Soak 8 bamboo skewers in water for at least 30 minutes. Set aside.
Cut the top of the dried chili and shake out the seeds. Transfer them into a saucepan along with the prunes, broth, tomatoes, tomato paste, onion, molasses, garlic, pumpkin seeds, cumin, and oregano. Bring the mixture to a boil over high heat and cook for 2 minutes; then lower the heat to a simmer and cook for 20 minutes more.
Using an immersion blender, puree the mixture until completely smooth. Return to the heat and simmer, uncovered, for another 15 to 20 minutes. (If you don’t have an immersion blender, carefully ladle the sauce into a food processor, and process until smooth, working in batches; then return to the pot.) Set the sauce aside until ready to serve with the corndogs, or if you are making this ahead of time, once the sauce has cooled, transfer it to a container and refrigerate.
To prepare the corn dogs:
In a mixing bowl, combine the masa harina, cornmeal, ¼ cup of the rice flour, baking powder, brown sugar, and salt and mix to combine. Add the eggs, one at a time, mixing well to combine. Add the rice milk and lime juice and mix to combine. The mixture should resemble a thick pancake batter; if more milk is needed, add by the tablespoonful. Cover and refrigerate the mixture if you are not going to be frying right away.
When you are ready to cook, heat the oil in a saucepan until it registers 350°F on a deep-frying thermometer. While the oil is heating, place the remaining rice flour on a paper plate and set aside.
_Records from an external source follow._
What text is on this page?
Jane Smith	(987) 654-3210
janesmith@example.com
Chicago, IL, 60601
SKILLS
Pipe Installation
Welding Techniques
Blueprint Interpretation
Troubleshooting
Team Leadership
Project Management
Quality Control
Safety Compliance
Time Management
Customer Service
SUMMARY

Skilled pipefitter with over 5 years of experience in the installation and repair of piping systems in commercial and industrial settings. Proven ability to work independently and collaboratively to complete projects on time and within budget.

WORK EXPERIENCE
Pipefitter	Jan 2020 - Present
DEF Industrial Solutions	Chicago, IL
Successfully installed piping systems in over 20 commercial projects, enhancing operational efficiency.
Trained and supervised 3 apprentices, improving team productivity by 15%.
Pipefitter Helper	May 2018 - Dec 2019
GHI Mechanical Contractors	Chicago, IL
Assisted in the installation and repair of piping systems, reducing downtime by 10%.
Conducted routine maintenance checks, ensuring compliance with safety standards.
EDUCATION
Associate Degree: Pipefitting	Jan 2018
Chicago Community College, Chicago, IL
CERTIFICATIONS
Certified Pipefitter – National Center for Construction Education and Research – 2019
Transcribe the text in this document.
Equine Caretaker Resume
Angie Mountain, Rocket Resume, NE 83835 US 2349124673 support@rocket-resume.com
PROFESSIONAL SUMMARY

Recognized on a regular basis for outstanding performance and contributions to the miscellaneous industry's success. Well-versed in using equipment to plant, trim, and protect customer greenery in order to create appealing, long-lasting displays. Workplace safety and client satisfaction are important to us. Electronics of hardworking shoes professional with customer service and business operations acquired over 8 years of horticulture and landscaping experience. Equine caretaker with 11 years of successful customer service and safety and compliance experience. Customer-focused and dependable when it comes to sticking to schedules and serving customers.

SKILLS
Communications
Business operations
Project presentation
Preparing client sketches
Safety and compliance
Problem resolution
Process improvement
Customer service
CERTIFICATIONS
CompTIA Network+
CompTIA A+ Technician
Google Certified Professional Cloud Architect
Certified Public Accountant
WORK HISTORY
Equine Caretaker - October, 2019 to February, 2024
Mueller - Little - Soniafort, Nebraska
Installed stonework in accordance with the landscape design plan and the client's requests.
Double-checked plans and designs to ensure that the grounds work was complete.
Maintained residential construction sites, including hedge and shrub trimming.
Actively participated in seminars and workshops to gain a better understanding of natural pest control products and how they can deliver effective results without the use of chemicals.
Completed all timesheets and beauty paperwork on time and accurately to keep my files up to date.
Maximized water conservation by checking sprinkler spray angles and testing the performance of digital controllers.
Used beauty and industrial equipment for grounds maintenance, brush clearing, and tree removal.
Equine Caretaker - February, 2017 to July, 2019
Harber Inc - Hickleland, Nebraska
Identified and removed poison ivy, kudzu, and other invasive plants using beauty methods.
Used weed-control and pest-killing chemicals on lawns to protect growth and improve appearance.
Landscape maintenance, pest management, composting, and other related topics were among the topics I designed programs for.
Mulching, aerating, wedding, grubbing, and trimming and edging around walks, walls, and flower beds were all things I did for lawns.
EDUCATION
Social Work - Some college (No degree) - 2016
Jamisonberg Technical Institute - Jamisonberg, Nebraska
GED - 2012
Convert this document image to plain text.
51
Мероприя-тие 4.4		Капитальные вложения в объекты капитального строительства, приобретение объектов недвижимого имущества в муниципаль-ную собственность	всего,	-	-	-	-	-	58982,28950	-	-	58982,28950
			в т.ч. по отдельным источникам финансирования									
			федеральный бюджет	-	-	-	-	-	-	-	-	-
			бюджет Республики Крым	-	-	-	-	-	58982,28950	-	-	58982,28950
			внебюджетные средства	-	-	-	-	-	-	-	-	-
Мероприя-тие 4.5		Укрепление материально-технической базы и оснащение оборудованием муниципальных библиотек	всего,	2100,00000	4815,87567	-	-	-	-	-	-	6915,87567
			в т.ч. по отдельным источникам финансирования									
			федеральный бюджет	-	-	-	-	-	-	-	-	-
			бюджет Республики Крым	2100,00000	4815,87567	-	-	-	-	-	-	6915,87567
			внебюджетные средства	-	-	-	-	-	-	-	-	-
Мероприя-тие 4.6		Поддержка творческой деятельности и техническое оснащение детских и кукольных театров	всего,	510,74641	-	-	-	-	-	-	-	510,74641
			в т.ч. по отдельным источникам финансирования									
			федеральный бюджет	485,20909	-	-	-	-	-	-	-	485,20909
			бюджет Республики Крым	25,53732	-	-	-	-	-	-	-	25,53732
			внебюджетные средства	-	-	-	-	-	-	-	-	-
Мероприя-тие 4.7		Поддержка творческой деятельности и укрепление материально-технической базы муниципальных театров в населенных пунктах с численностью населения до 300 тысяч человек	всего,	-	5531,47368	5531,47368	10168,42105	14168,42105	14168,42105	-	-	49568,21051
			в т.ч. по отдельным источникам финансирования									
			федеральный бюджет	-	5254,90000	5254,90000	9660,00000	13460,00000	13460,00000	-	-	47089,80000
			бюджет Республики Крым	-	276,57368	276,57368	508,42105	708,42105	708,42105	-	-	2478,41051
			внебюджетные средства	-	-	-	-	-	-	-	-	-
Cut each chicken sausage in half crosswise, to make eight pieces.
Roll each piece of sausage in the rice flour to lightly coat. Thread the moistened bamboo skewers through the sausage pieces, so that the tips of the skewers are not quite poking out the top. Holding it by its skewer, dip a floured sausage piece into the batter, until it is completely coated. Carefully lift the stick and hold it over the bowl for a few seconds, allowing any excess batter to drip off. Repeat with another skewer. Carefully place two corn dogs into the hot oil and cook until they are crusty on the outside, and dark golden brown, 3 to 4 minutes. Drain on paper towels and keep warm. Repeat with each skewered sausage, allowing the oil to return to 350°F in between. Serve immediately with the chili.